Más allá de la represión y de la ciega expresión
La ira es complicada porque supone un coste tanto a la hora de expresarla como de reprimirla. Reprimirla en realidad no soluciona nada. Solo pospone la necesidad de ocuparse de ella, mientras se va cociendo a fuego lento y en silencio debajo de la superficie, causando estragos en el cuerpo. Pero si la manifestamos, casi invariablemente hiere a otros o provoca represalias. Otra costumbre habitual es «alimentar» inconscientemente estados mentales de enojo a través de nuestras historias de culpabilización y victimización, con lo cual el hábito del enojo cobra aún mayor fuerza. En la actualidad pocos son los terapeutas que aconsejan a sus pacientes que expresen libremente su enfado con otros reales o simbólicos (dar puñetazos a una almohada, gritar en una habitación vacía, etc.) en parte porque la neurociencia ha demostrado que, cada vez que expresamos la ira, la entrenamos y reforzamos en nuestro cerebro. La idea de que si sueltas la cólera te quedarás bien y tranquilo es simplemente falsa: la satisfacción que esa descarga pueda producir no será más que un alivio pasajero, y la ira aparecerá de nuevo. Chögyam Trungpa, un maestro tibetano de meditación, decía sobre este ciclo: «No puedes eliminar de verdad el dolor mediante la agresión. Cuanto más asesines, más fortaleces al asesino, que creará nuevas razones para asesinar. La agresión crece hasta que ya no queda espacio; todo el espacio se ha solidificado» (Trungpa, 1999, pág. 73).

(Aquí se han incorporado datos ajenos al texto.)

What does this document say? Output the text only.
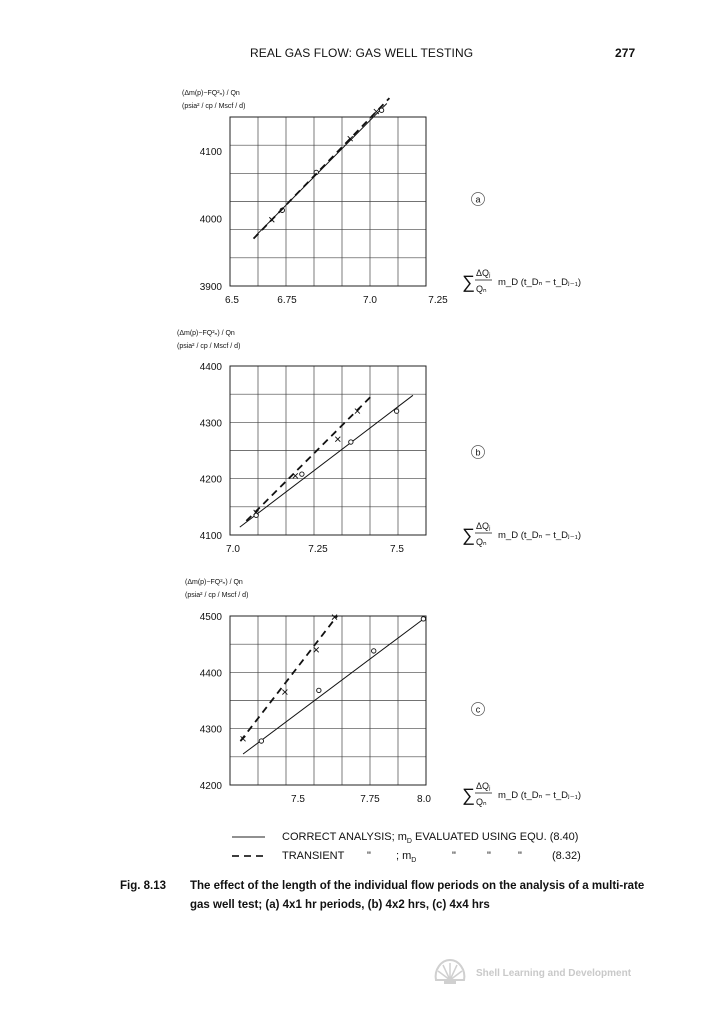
REAL GAS FLOW: GAS WELL TESTING	277
(Δm(p)−FQ²ₙ) / Qn
(psia² / cp / Mscf / d)
3900
4000
4100
6.5	6.75	7.0	7.25
a
∑ ΔQⱼ
Qₙ
m_D (t_Dₙ − t_Dⱼ₋₁)
(Δm(p)−FQ²ₙ) / Qn
(psia² / cp / Mscf / d)
4100
4200
4300
4400
7.0	7.25	7.5
b
∑ ΔQⱼ
Qₙ
m_D (t_Dₙ − t_Dⱼ₋₁)
(Δm(p)−FQ²ₙ) / Qn
(psia² / cp / Mscf / d)
4200
4300
4400
4500
7.5	7.75	8.0
c
∑ ΔQⱼ
Qₙ
m_D (t_Dₙ − t_Dⱼ₋₁)
CORRECT ANALYSIS; $m_D$ EVALUATED USING EQU. (8.40)
TRANSIENT " ; $m_D$	"	" "	(8.32)
Fig. 8.13 The effect of the length of the individual flow periods on the analysis of a multi-rate gas well test; (a) 4x1 hr periods, (b) 4x2 hrs, (c) 4x4 hrs
Shell Learning and Development
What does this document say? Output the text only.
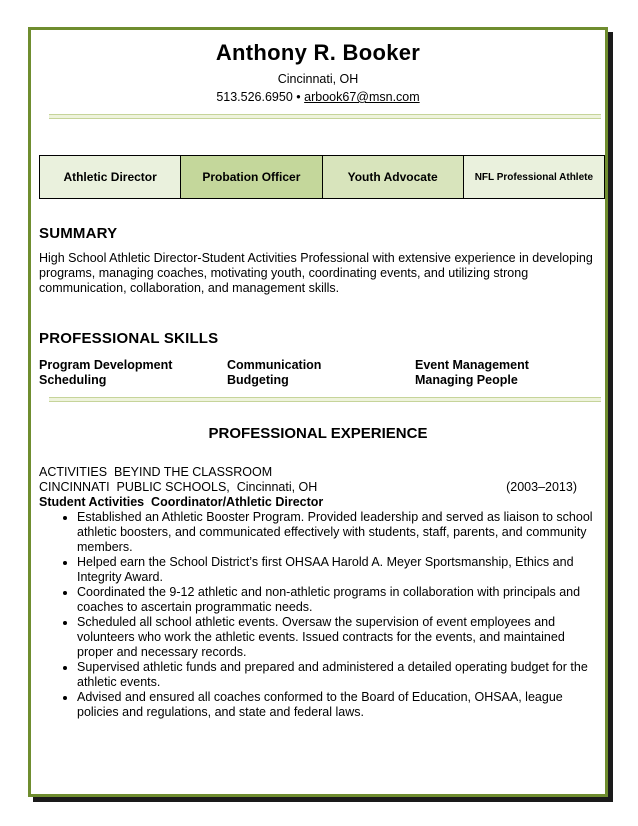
Anthony R. Booker
Cincinnati, OH
513.526.6950 • arbook67@msn.com
Athletic Director	Probation Officer	Youth Advocate	NFL Professional Athlete
SUMMARY
High School Athletic Director-Student Activities Professional with extensive experience in developing programs, managing coaches, motivating youth, coordinating events, and utilizing strong communication, collaboration, and management skills.
PROFESSIONAL SKILLS
Program Development	Communication	Event Management
Scheduling	Budgeting	Managing People
PROFESSIONAL EXPERIENCE
ACTIVITIES  BEYIND THE CLASSROOM
CINCINNATI  PUBLIC SCHOOLS,  Cincinnati, OH	(2003–2013)
Student Activities  Coordinator/Athletic Director
• Established an Athletic Booster Program. Provided leadership and served as liaison to school athletic boosters, and communicated effectively with students, staff, parents, and community members.
• Helped earn the School District’s first OHSAA Harold A. Meyer Sportsmanship, Ethics and Integrity Award.
• Coordinated the 9-12 athletic and non-athletic programs in collaboration with principals and coaches to ascertain programmatic needs.
• Scheduled all school athletic events. Oversaw the supervision of event employees and volunteers who work the athletic events. Issued contracts for the events, and maintained proper and necessary records.
• Supervised athletic funds and prepared and administered a detailed operating budget for the athletic events.
• Advised and ensured all coaches conformed to the Board of Education, OHSAA, league policies and regulations, and state and federal laws.
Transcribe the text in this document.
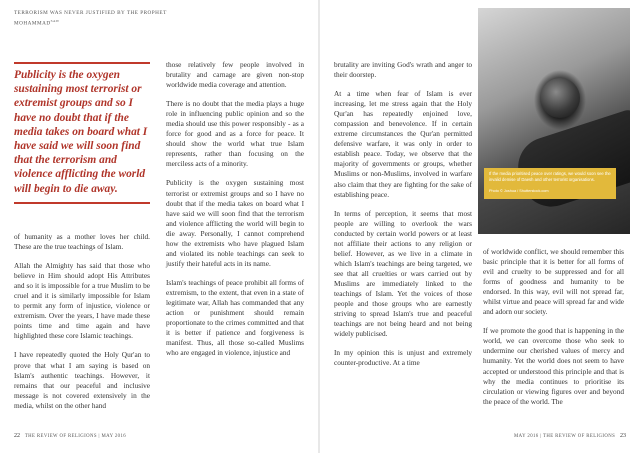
TERRORISM WAS NEVER JUSTIFIED BY THE PROPHET $MOHAMMAD^{SAW}$
Publicity is the oxygen sustaining most terrorist or extremist groups and so I have no doubt that if the media takes on board what I have said we will soon find that the terrorism and violence afflicting the world will begin to die away.

of humanity as a mother loves her child. These are the true teachings of Islam.

Allah the Almighty has said that those who believe in Him should adopt His Attributes and so it is impossible for a true Muslim to be cruel and it is similarly impossible for Islam to permit any form of injustice, violence or extremism. Over the years, I have made these points time and time again and have highlighted these core Islamic teachings.

I have repeatedly quoted the Holy Qur'an to prove that what I am saying is based on Islam's authentic teachings. However, it remains that our peaceful and inclusive message is not covered extensively in the media, whilst on the other hand

those relatively few people involved in brutality and carnage are given non-stop worldwide media coverage and attention.

There is no doubt that the media plays a huge role in influencing public opinion and so the media should use this power responsibly - as a force for good and as a force for peace. It should show the world what true Islam represents, rather than focusing on the merciless acts of a minority.

Publicity is the oxygen sustaining most terrorist or extremist groups and so I have no doubt that if the media takes on board what I have said we will soon find that the terrorism and violence afflicting the world will begin to die away. Personally, I cannot comprehend how the extremists who have plagued Islam and violated its noble teachings can seek to justify their hateful acts in its name.

Islam's teachings of peace prohibit all forms of extremism, to the extent, that even in a state of legitimate war, Allah has commanded that any action or punishment should remain proportionate to the crimes committed and that it is better if patience and forgiveness is manifest. Thus, all those so-called Muslims who are engaged in violence, injustice and

brutality are inviting God's wrath and anger to their doorstep.

At a time when fear of Islam is ever increasing, let me stress again that the Holy Qur'an has repeatedly enjoined love, compassion and benevolence. If in certain extreme circumstances the Qur'an permitted defensive warfare, it was only in order to establish peace. Today, we observe that the majority of governments or groups, whether Muslims or non-Muslims, involved in warfare also claim that they are fighting for the sake of establishing peace.

In terms of perception, it seems that most people are willing to overlook the wars conducted by certain world powers or at least not affiliate their actions to any religion or belief. However, as we live in a climate in which Islam's teachings are being targeted, we see that all cruelties or wars carried out by Muslims are immediately linked to the teachings of Islam. Yet the voices of those people and those groups who are earnestly striving to spread Islam's true and peaceful teachings are not being heard and not being widely publicised.

In my opinion this is unjust and extremely counter-productive. At a time

If the media prioritised peace over ratings, we would soon see the invalid demise of Daesh and other terrorist organisations.
Photo © Joshua / Shutterstock.com

of worldwide conflict, we should remember this basic principle that it is better for all forms of evil and cruelty to be suppressed and for all forms of goodness and humanity to be endorsed. In this way, evil will not spread far, whilst virtue and peace will spread far and wide and adorn our society.

If we promote the good that is happening in the world, we can overcome those who seek to undermine our cherished values of mercy and humanity. Yet the world does not seem to have accepted or understood this principle and that is why the media continues to prioritise its circulation or viewing figures over and beyond the peace of the world. The

22 THE REVIEW OF RELIGIONS | MAY 2016	MAY 2016 | THE REVIEW OF RELIGIONS 23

La mayoría de las personas saben que cuando expresamos la agresión obtenemos una cierta satisfacción o alivio. La expresión de la ira puede tener una cualidad seductora y provocar un subidón de adrenalina; por esto se puede convertir en un hábito, incluso en una adicción. La ira es como un combustible. Cuando nos enfadamos, nos sentimos más fuertes y más grandes –piensa en el gato furioso, con la columna arqueada y el pelo erizado, simulando así que es más grande de lo que realmente es para asustar a quien de verdad le asusta–. Sin embargo, la ira no es un combustible muy eficiente: se quema a altas temperaturas, es caro (nos puede costar la salud y nuestras relaciones) y acaba por corroer el sistema. Además, el primero en recibir la ira es la persona enojada: tú eres el principal destinatario de tu ira. Hay un proverbio chino que lo resume así: «Cuando emprendas un viaje de venganza, cava dos tumbas».
Afortunadamente, existen otras opciones además de las «tres puertas» de la represión, la expresión y la alimentación inconsciente. Cuando se perciben ofensas u obstáculos, es normal que surja la reacción de la ira. Simplemente es la expresión de nuestra naturaleza y nuestra evolución como especie. Aunque podamos conseguir enfadarnos con menor frecuencia, la ira siempre formará parte de nuestra vida emocional; por lo tanto, es fundamental aprender a establecer una relación sabia con esta energía. Cuando recuerdes que no eres solo una víctima de tu ira, y que puedes utilizarla como un camino de autodescubrimiento para cultivar la conciencia plena, serás capaz de comenzar a practicar estar presente con la ira, conectar con ella y dejar que su energía surja y se desvanezca sin actuar sobre ella ni reprimirla.